По знаку мисс Уильямс маленькая девочка, босая, в балахоне из какой-то мешковины, но с косичкой, украшенной ради торжественного случая цветами, и с букетом в руках выступила вперед, сделала книксен и протянула букет мисс Крейн. Та взяла его, попыталась сказать «Спасибо тебе», но девочка, видимо, не разобрала слов и взглянула на мисс Уильямс, чтобы удостовериться, что ритуал подношения окончен. Мисс Крейн уткнулась в цветы носом, не видя их красок, не слыша запаха, а когда опять подняла голову, девочка уже стояла на своем месте в первом ряду, среди других девочек.
— Как вы думаете, мисс Крейн, — сказал священник, — мне кажется, теперь дети опять могут сесть. А потом они либо споют нам песню, либо скажут стихи, которые мисс Уильямс, я в том не сомневаюсь, репетировала с ними все утро.
Мисс Крейн беспомощно опустила глаза на свои цветы, чувствуя, что и мисс Уильямс, и мистер Дай наблюдают за ней, ждут, что она сделает. Она кивнула головой и устыдилась, что первую в своей жизни общественную обязанность выполняет так плохо.
Дети послушно сели и сидели молча. Мисс Крейн решила, что они почуяли ее замешательство и истолковали его как неудовольствие или как скуку. Она заставила себя посмотреть на мисс Уильямс и произнести: — Мне очень интересно послушать, как они поют, — потом, спохватившись, добавила: — Или читают стихи, или и то и другое. Пожалуйста, попросите их показать, что они приготовили.
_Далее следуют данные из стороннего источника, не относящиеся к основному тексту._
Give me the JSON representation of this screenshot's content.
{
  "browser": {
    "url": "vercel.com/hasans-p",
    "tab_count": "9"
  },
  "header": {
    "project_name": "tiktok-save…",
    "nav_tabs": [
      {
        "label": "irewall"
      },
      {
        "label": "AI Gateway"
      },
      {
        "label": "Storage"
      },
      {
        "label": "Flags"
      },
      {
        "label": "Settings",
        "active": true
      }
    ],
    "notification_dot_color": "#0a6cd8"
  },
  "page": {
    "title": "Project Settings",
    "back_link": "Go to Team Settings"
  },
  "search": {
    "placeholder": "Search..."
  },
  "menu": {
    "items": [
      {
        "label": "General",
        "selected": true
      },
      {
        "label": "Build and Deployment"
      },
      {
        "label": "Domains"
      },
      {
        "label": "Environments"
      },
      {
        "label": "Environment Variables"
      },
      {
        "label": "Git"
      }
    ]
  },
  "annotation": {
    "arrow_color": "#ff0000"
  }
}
Мисс Уильямс повернулась лицом к классу и проговорила по-английски медленно, с непривычными для английского уха интонациями:
— Ну, дети, что бы нам спеть? Давайте споем «Есть Друг», — и добавила: «Аччха»[2] — слово, которое мисс Крейн отлично знала, но за ним последовали другие слова на хиндустани, так быстро, что она не успела уловить смысл. Я даже язык толком не знаю, подумала она, как же я смогу преподавать?
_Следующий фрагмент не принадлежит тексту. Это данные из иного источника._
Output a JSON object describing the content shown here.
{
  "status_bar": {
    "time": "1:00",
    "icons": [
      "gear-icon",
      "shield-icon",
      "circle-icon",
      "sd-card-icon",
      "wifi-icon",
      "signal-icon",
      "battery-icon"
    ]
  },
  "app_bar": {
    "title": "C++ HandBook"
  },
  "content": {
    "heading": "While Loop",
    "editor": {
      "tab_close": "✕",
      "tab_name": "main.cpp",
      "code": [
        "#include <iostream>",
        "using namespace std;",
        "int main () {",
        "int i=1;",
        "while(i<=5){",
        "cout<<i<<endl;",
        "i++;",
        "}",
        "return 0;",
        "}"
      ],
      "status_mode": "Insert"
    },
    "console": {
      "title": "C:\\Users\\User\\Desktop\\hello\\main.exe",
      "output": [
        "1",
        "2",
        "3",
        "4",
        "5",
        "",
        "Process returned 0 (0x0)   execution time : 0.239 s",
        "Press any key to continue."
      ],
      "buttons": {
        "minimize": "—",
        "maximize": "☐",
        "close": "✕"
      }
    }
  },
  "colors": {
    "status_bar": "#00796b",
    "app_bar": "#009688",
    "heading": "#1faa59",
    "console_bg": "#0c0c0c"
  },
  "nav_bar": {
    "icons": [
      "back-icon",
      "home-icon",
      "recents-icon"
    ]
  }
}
А дети уже снова встали. Мисс Уильямс, отбивая в воздухе такт, медленно пропела первую строку гимна, который мисс Крейн при других обстоятельствах сразу бы узнала. Потом умолкла, опять махнула рукой, и дети запели — нестройно, робко, голоса их еще не привыкли к диковинному чужеземному ладу.
Есть Друг на небе ясном
У маленьких детей,
Земной любви короткой
Его любовь сильней.
Товарищи земные
Нас предают порой,
Лишь Он всегда нам верен,
Лишь Он всегда с тобой.
Приют есть в небе ясном
Для маленьких детей,
Кто молится и грешных
Не ведает путей.
Не будет там ни горя,
Ни бедствий, ни забот.
Там каждый юный странник
Они пели, а мисс Крейн смотрела на них. Сплошные оборвыши. В детстве этот гимн был одним из ее любимых и, если бы сейчас его пели так, как поют английские дети, под аккомпанемент рояля или фисгармонии, как бывало в плохонькой школе ее отца, она, возможно, поддалась бы нестерпимой грусти, сожалениям об утраченном мире, об утраченном покое и очаровании детства. Но она не ощутила ни грусти, ни душевного подъема. В ней закипал протест против этой несообразности, против самой идеи заглушить в этих детях веру в их родных богов и заставить их поклоняться единому богу, которому она сама когда-то молилась, а теперь не очень-то в него и верует. И еще она внезапно прониклась к ним страстным уважением. Голодные, нищие, обездоленные, и все же невольно думаешь, что где-то (а значит, именно здесь, в черном городе) их любят. Но родители их знают, что одной любви недостаточно. От любви ни сытей, ни богаче не станешь. А тут как-никак бесплатные лепешки.